Erin Savage, Central Appalachian Program Manager, 206-769-8286, erin [at] appvoices.org
Thom Kay, Senior Legislative Representative, 864-580-1843, thom [at] appvoices.org
President Trump is scheduled to sign a resolution today repealing the Stream Protection Rule. The loss of the rule has far-reaching consequences, especially for Central Appalachian streams and communities. A main goal of the rule was to limit the dumping of waste into rivers and streams during mountaintop removal coal mining, a destructive method of surface mining that has devastated water resources in Central Appalachia for decades.
Demand for coal has declined steeply in the United States for nearly a decade — long before the Stream Protection Rule was issued — largely due to competition from natural gas and, more recently, from renewable energy sources. Metallurgical coal prices are also sinking, after a short-lived price spike late last year. Central Appalachian mines have been especially hard hit. Easily and cheaply accessible coal seams are running out after more than 100 years of mining in the region.
“For these reasons, repealing the rule will have extremely little, if any, impact on reviving the coal industry, despite what the president or congressional allies say. By the same token, mountaintop removal mining is still happening in Central Appalachia. This rule would have helped protect water quality and public health in the region,” said Central Appalachian Program Manager Erin Savage.
>> Read Erin’s blog post for more background. <<
As coal demand declines, coal-impacted communities are shifting their focus to the development of new economic opportunities. But many members of Congress are not following their constituents’ lead, and instead continue to prioritize corporate coal interests over the needs of the communities they represent.
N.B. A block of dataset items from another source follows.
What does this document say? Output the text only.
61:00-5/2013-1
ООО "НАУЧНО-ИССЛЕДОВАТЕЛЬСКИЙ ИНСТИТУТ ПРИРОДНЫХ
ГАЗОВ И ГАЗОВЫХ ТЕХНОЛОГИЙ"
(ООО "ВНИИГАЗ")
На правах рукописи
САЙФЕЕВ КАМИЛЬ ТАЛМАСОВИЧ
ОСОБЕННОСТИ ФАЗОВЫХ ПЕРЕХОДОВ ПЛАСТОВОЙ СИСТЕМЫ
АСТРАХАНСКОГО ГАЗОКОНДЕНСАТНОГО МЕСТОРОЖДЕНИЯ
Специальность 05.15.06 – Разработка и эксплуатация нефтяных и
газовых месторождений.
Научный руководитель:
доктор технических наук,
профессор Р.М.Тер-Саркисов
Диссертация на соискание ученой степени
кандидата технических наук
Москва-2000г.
The bill to repeal the rule was introduced by Representative Bill Johnson (R-OH). A similar resolution was introduced by Senators Mitch McConnell (R-KY) and Shelley Moore Capito (R-WV), both of whom are from states that have had difficulty enforcing already-inadequate mining regulations. Kentucky has a long history of failing to identify or adequately punish Clean Water Act violations by surface mining companies. And in West Virginia, a three-year investigation by the U.S. Department of the Interior recently found the state Department of Environmental Protection had failed to enforce many state mining rules, including those that impact water quality and mine reclamation.
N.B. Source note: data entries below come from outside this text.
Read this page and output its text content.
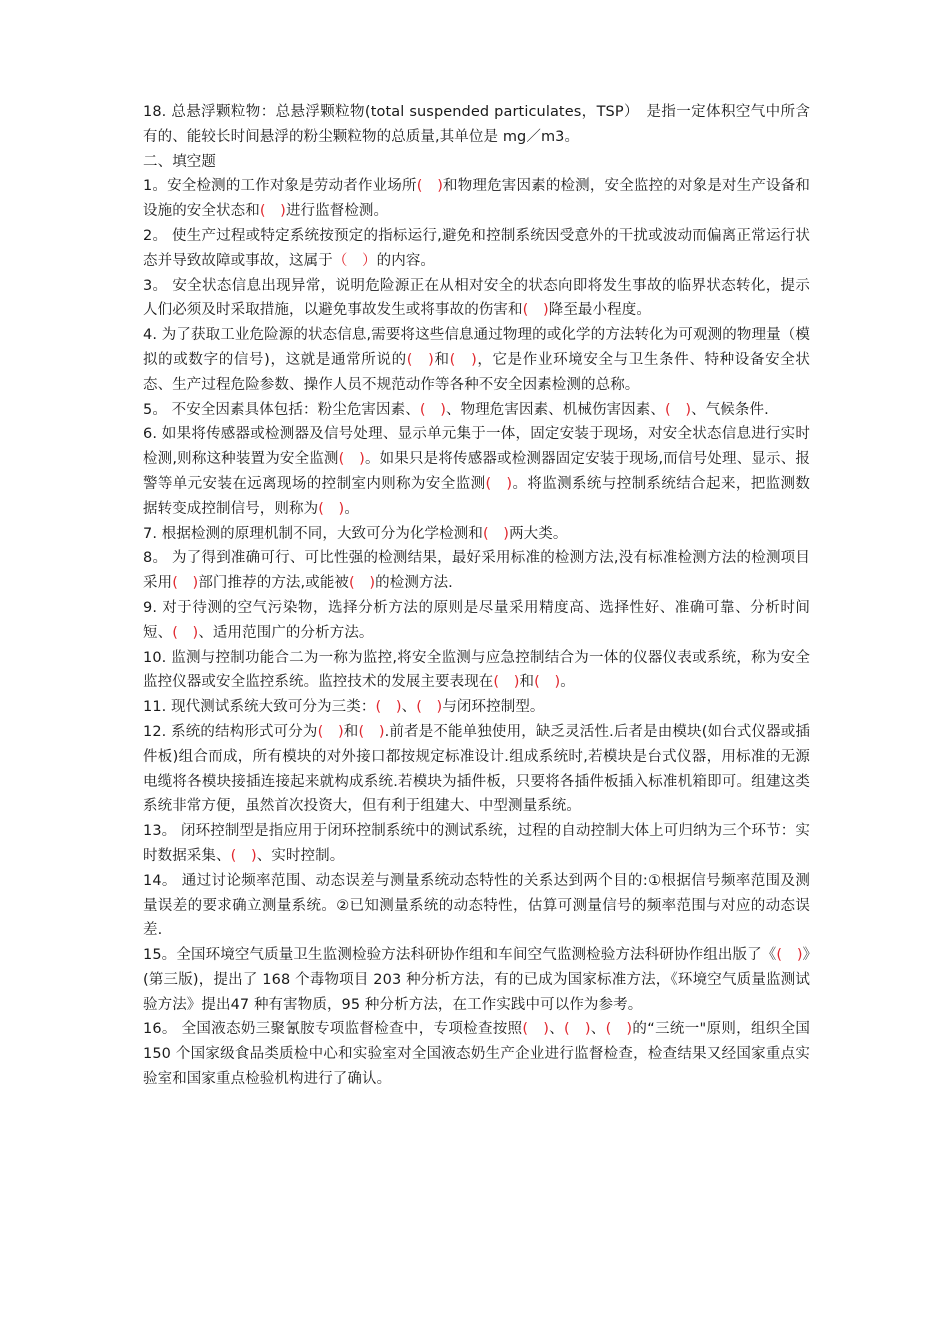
18. 总悬浮颗粒物：总悬浮颗粒物(total suspended particulates，TSP）　是指一定体积空气中所含有的、能较长时间悬浮的粉尘颗粒物的总质量,其单位是 mg／m3。

二、填空题

1。安全检测的工作对象是劳动者作业场所(　)和物理危害因素的检测，安全监控的对象是对生产设备和设施的安全状态和(　)进行监督检测。

2。 使生产过程或特定系统按预定的指标运行,避免和控制系统因受意外的干扰或波动而偏离正常运行状态并导致故障或事故，这属于（　）的内容。

3。 安全状态信息出现异常，说明危险源正在从相对安全的状态向即将发生事故的临界状态转化，提示人们必须及时采取措施，以避免事故发生或将事故的伤害和(　)降至最小程度。

4. 为了获取工业危险源的状态信息,需要将这些信息通过物理的或化学的方法转化为可观测的物理量（模拟的或数字的信号)，这就是通常所说的(　)和(　)，它是作业环境安全与卫生条件、特种设备安全状态、生产过程危险参数、操作人员不规范动作等各种不安全因素检测的总称。

5。 不安全因素具体包括：粉尘危害因素、(　)、物理危害因素、机械伤害因素、(　)、气候条件.

6. 如果将传感器或检测器及信号处理、显示单元集于一体，固定安装于现场，对安全状态信息进行实时检测,则称这种装置为安全监测(　)。如果只是将传感器或检测器固定安装于现场,而信号处理、显示、报警等单元安装在远离现场的控制室内则称为安全监测(　)。将监测系统与控制系统结合起来，把监测数据转变成控制信号，则称为(　)。

7. 根据检测的原理机制不同，大致可分为化学检测和(　)两大类。

8。 为了得到准确可行、可比性强的检测结果，最好采用标准的检测方法,没有标准检测方法的检测项目采用(　)部门推荐的方法,或能被(　)的检测方法.

9. 对于待测的空气污染物，选择分析方法的原则是尽量采用精度高、选择性好、准确可靠、分析时间短、(　)、适用范围广的分析方法。

10. 监测与控制功能合二为一称为监控,将安全监测与应急控制结合为一体的仪器仪表或系统，称为安全监控仪器或安全监控系统。监控技术的发展主要表现在(　)和(　)。

11. 现代测试系统大致可分为三类：(　)、(　)与闭环控制型。

12. 系统的结构形式可分为(　)和(　).前者是不能单独使用，缺乏灵活性.后者是由模块(如台式仪器或插件板)组合而成，所有模块的对外接口都按规定标准设计.组成系统时,若模块是台式仪器，用标准的无源电缆将各模块接插连接起来就构成系统.若模块为插件板，只要将各插件板插入标准机箱即可。组建这类系统非常方便，虽然首次投资大，但有利于组建大、中型测量系统。

13。 闭环控制型是指应用于闭环控制系统中的测试系统，过程的自动控制大体上可归纳为三个环节：实时数据采集、(　)、实时控制。

14。 通过讨论频率范围、动态误差与测量系统动态特性的关系达到两个目的:①根据信号频率范围及测量误差的要求确立测量系统。②已知测量系统的动态特性，估算可测量信号的频率范围与对应的动态误差.

15。全国环境空气质量卫生监测检验方法科研协作组和车间空气监测检验方法科研协作组出版了《(　)》(第三版)，提出了 168 个毒物项目 203 种分析方法，有的已成为国家标准方法，《环境空气质量监测试验方法》提出47 种有害物质，95 种分析方法，在工作实践中可以作为参考。

16。 全国液态奶三聚氰胺专项监督检查中，专项检查按照(　)、(　)、(　)的“三统一"原则，组织全国 150 个国家级食品类质检中心和实验室对全国液态奶生产企业进行监督检查，检查结果又经国家重点实验室和国家重点检验机构进行了确认。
“If Central Appalachian legislators really had the best interests of their constituents at heart, they would not have attacked this moderate rule,” Savage said. “Instead of doing the bidding of coal industry lobbyists, they should be working to protect the health and well-being of Appalachian communities that depend on clean water.”
Multiple studies have established connections between mountaintop removal and negative health impacts for nearby communities. While the Stream Protection Rule did not focus directly on human health impacts, community health would likely have benefited from associated reductions in water pollution and dust under the new rule.
“For all my life, the coal economy has ruled this region and its people,” said Ron Short of Duffield, Va. “Now we are facing the demise of the coal industry, and we must save the valuable natural resources that we have left if we are ever to develop cultural tourism and eco-tourism as important parts of a new economy that works for everyone.”